Championship is the primary mode of the game, which takes you through five circuits with five courses each. Don't be fooled into thinking that means there are 25 courses (this is a budget title after all); actually all five races in each circuit are found in the same area and overlap. For example, the five different races in the "Arizona" circuit all occur right around the Hoover Dam. So when you run that circuit, in each race you'll go over the Dam and through many of the same areas repeatedly. Thus, the actual variety in courses is a little disappointing.
Since speed isn't necessarily the strength of a Hummer, developer Eutechnyx also included several other types of gameplay modes. In Granny Gear, you must tackle obstacles such as uneven terrain, river crossings, climbing over logs, and more in a limited amount of time. I actually found this to be the least interesting mode in the game, since it automatically adjusts your gearing as you approach an obstacle. It's here that the game's budget roots begin to show, because regardless of how fast you're going the game will pause to adjust your gears, and then start you back at 0. It's frustrating that I can't simply control this myself, and determine how I best want to tackle each obstacle. As a result of this handholding, Granny Gear really boils down to keeping the truck straight and making sure you don't miss the right path to take. Not very challenging.

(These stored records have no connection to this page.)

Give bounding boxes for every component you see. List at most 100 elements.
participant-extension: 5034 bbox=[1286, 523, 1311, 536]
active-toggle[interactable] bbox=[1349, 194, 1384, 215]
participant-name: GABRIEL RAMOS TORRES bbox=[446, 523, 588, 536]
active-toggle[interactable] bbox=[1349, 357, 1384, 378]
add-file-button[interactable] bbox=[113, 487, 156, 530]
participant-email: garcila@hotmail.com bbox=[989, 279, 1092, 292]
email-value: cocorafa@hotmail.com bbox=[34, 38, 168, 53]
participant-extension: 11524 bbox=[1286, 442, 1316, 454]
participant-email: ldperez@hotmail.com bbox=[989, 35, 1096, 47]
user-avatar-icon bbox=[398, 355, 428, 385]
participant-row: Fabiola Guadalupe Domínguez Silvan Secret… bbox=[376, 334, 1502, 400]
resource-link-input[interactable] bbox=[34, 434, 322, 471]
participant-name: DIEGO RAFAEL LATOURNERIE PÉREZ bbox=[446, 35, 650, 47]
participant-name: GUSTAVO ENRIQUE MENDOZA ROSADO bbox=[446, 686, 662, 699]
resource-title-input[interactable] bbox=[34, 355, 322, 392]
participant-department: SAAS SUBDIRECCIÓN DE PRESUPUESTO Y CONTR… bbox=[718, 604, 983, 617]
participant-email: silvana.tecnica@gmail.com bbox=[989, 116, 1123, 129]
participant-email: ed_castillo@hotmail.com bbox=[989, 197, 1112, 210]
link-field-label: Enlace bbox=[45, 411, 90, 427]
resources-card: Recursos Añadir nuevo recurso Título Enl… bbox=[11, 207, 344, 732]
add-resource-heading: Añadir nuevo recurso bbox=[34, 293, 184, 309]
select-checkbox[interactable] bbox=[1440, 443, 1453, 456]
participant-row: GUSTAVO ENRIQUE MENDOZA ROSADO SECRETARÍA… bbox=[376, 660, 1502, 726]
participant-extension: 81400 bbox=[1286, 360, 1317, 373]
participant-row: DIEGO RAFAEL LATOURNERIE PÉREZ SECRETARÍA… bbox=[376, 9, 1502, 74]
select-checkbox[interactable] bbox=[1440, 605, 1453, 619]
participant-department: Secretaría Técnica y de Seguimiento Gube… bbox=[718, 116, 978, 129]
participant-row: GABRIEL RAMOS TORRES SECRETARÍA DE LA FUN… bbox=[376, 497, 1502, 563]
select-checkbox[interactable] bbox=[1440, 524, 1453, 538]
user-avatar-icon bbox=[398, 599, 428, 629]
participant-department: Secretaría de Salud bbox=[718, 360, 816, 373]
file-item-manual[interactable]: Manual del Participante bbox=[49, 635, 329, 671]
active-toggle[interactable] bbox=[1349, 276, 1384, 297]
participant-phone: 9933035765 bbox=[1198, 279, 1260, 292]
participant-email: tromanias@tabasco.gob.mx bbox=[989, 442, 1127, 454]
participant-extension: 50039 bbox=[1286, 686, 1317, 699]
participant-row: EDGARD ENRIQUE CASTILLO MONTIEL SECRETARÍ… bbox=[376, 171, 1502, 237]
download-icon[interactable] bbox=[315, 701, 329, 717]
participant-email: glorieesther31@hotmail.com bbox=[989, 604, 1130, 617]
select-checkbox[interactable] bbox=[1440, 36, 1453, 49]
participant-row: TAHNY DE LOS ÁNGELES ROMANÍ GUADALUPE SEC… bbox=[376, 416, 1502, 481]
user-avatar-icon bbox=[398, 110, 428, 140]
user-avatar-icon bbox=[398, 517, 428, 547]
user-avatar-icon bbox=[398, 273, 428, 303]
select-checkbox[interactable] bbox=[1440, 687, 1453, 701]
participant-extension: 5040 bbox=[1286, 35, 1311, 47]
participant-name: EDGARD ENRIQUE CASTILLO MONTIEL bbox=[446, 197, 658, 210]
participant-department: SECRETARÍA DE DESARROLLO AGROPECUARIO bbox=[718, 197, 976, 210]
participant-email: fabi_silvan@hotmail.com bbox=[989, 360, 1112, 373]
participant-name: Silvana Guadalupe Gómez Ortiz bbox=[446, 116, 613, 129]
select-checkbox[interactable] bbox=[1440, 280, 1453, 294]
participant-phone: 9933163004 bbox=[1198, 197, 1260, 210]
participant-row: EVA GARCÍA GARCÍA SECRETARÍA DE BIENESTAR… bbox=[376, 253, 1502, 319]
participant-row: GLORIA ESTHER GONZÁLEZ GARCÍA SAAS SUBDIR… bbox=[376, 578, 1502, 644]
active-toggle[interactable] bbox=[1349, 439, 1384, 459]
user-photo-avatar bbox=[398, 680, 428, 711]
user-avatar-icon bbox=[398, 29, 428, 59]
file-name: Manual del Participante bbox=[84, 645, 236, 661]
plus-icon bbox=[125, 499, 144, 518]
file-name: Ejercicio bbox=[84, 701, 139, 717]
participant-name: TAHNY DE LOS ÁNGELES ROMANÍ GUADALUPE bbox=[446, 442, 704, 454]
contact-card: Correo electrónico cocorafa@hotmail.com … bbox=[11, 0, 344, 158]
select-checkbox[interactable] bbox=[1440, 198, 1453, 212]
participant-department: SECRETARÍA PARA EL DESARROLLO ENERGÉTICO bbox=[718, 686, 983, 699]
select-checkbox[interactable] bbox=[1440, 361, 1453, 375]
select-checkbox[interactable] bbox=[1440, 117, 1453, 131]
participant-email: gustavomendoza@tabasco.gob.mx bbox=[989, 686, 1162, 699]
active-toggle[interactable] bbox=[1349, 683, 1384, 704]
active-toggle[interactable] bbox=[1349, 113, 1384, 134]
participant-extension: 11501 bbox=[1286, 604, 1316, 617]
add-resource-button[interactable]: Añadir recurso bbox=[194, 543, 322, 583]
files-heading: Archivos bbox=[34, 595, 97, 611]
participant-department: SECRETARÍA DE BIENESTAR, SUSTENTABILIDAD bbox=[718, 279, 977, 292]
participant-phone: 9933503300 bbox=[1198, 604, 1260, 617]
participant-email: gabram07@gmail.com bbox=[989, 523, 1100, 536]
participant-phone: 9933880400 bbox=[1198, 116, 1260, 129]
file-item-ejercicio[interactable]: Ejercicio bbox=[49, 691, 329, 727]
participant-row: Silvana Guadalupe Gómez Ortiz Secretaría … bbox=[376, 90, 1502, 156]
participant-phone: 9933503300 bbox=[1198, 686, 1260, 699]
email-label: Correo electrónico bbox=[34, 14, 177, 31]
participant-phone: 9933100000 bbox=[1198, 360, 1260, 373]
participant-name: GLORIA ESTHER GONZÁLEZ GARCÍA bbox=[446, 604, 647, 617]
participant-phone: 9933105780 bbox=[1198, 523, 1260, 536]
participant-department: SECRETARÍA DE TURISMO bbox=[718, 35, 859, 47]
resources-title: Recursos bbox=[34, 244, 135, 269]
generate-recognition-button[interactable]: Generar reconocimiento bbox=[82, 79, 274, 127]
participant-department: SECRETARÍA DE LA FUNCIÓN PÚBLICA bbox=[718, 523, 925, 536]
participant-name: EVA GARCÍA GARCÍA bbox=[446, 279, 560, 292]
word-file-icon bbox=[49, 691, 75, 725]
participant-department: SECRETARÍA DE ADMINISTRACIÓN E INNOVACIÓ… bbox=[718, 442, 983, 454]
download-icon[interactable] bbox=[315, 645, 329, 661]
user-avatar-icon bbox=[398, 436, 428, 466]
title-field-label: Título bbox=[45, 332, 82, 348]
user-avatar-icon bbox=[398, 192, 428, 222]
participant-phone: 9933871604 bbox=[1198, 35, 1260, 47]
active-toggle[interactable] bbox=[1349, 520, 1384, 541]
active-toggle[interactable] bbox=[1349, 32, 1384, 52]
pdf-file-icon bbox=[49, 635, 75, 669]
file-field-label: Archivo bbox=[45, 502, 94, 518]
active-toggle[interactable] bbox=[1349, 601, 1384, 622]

In Pike's Peak, you must take one of several different paths to the top of a summit within a limited amount of time. As the difficulty increases so do the length and/or toughness of the paths, forcing you to drive through undergrowth, different terrain types, etc. Pike's Peak requires a bit of skill, since having to face several different types of terrain in one run means you likely can't pick a Hummer that's ideal for handling the entire course. I had the most success when I picked one equipped with snow tires, since the slippery surface near the top of the mountain is the hardest to navigate. Finally, there's Beat the Clock. This is an arcade-style timed run through the Championship mode's courses, where you're awarded extra time for crossing a checkpoint.
For a game that promotes taking shortcuts as a selling point, one of the most frustrating things about it is that the game will penalize you for taking the wrong ones. In both Beat the Clock and Championship mode, you're allowed to take some shortcuts but not others. As I mentioned before each of the five tracks in each circuit follow different paths in the same general area, so in these modes there are routes used in one race that can potentially be big shortcuts in another. However, the game will only allow you to take some of these shortcuts, with no warning as to which are and aren't off-limits until after you've taken them. Although there are signs pointing the general direction to go in, it's never really clear how far you should follow a sign's direction before you can start veering off course. Given the strict time limits in Beat the Clock, the "Wrong Way" message usually comes way too late to make a difference. If you guess and take an invalid shortcut; your race is essentially over because you don't have time to recover.